Loans to non-financial corporations decreased even steeper – by 4.4% y/y to RON 116.4bn at end-Sep. Credit to households was down 2.3% y/y to RON 103.8bn even though the stock of mortgage loans rose by 8.5% y/y driven by state guarantees to young families buying a house.
At end-June, the central bank announced a 1.3% y/y contraction for the total stock of loans, while at the end of 2012 loans were still rising by 1.3% y/y.
Figures are slightly different for loans expressed in euro, but the pattern is pretty much the same. Non-government loans were down 1.8% y/y at the end of September – compared to a negative 1.5% y/y performance at end-Jun and a negative 1.2% performance in 2012.
In 2010 and 2011, the stock of loans increased at single-digit moderate rates [in both local and foreign currency]. Financing rather stagnated in 2012 and is currently losing momentum.
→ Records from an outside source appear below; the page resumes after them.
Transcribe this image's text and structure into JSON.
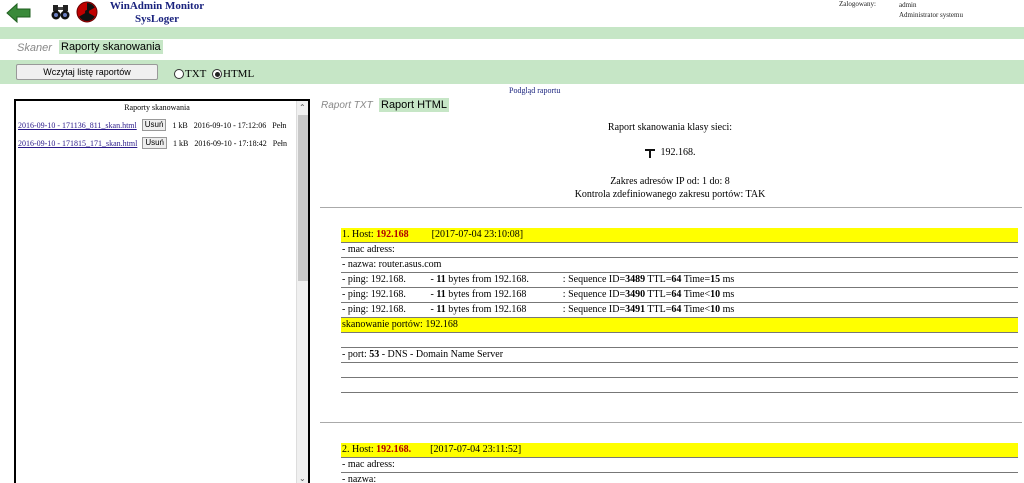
{
  "header": {
    "title_line1": "WinAdmin Monitor",
    "title_line2": "SysLoger",
    "login_label": "Zalogowany:",
    "user": "admin",
    "role": "Administrator systemu"
  },
  "tabs_top": {
    "inactive": "Skaner",
    "active": "Raporty skanowania"
  },
  "toolbar": {
    "load_button": "Wczytaj listę raportów",
    "radio_txt": "TXT",
    "radio_html": "HTML",
    "selected": "HTML"
  },
  "left": {
    "title": "Raporty skanowania",
    "files": [
      {
        "name": "2016-09-10 - 171136_811_skan.html",
        "delete": "Usuń",
        "size": "1 kB",
        "date": "2016-09-10 - 17:12:06",
        "status": "Pełn"
      },
      {
        "name": "2016-09-10 - 171815_171_skan.html",
        "delete": "Usuń",
        "size": "1 kB",
        "date": "2016-09-10 - 17:18:42",
        "status": "Pełn"
      }
    ]
  },
  "right": {
    "preview_label": "Podgląd raportu",
    "tab_txt": "Raport TXT",
    "tab_html": "Raport HTML",
    "report_title": "Raport skanowania klasy sieci:",
    "network": "192.168.",
    "range": "Zakres adresów IP od: 1 do: 8",
    "port_control": "Kontrola zdefiniowanego zakresu portów: TAK",
    "hosts": [
      {
        "label": "1. Host:",
        "ip": "192.168",
        "time": "[2017-07-04 23:10:08]",
        "mac": "- mac adress:",
        "name": "- nazwa: router.asus.com",
        "pings": [
          {
            "prefix": "- ping: 192.168.",
            "bytes": "11",
            "from": "bytes from 192.168.",
            "seq_label": ": Sequence ID=",
            "seq": "3489",
            "ttl_label": "TTL=",
            "ttl": "64",
            "time_label": "Time=",
            "time": "15",
            "unit": "ms"
          },
          {
            "prefix": "- ping: 192.168.",
            "bytes": "11",
            "from": "bytes from 192.168",
            "seq_label": ": Sequence ID=",
            "seq": "3490",
            "ttl_label": "TTL=",
            "ttl": "64",
            "time_label": "Time<",
            "time": "10",
            "unit": "ms"
          },
          {
            "prefix": "- ping: 192.168.",
            "bytes": "11",
            "from": "bytes from 192.168",
            "seq_label": ": Sequence ID=",
            "seq": "3491",
            "ttl_label": "TTL=",
            "ttl": "64",
            "time_label": "Time<",
            "time": "10",
            "unit": "ms"
          }
        ],
        "port_scan": "skanowanie portów: 192.168",
        "port_prefix": "- port: ",
        "port": "53",
        "port_desc": " - DNS - Domain Name Server"
      },
      {
        "label": "2. Host:",
        "ip": "192.168.",
        "time": "[2017-07-04 23:11:52]",
        "mac": "- mac adress:",
        "name": "- nazwa:"
      }
    ]
  },
  "colors": {
    "green_bar": "#c6e6c6",
    "highlight": "#ffff00",
    "host_red": "#b00000",
    "title_blue": "#1a237e"
  }
}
Resuming financial intermediation is mentioned by the central bank as one key challenge for the country’s financial system in the near term while the regional deleveraging is a key treat.
The stock of loans recovered in 2010 and 2011 after the credit crunch in 2008/2009, as banks made the best use of their funds kept in the country under the Vienna Agreement. As the Agreement expired and banks had placed all their resources, there was no need for further financing. The rise in domestic deposits made possible foreign financial groups to substitute foreign financing from parent groups and thus withdraw their funds from Romania.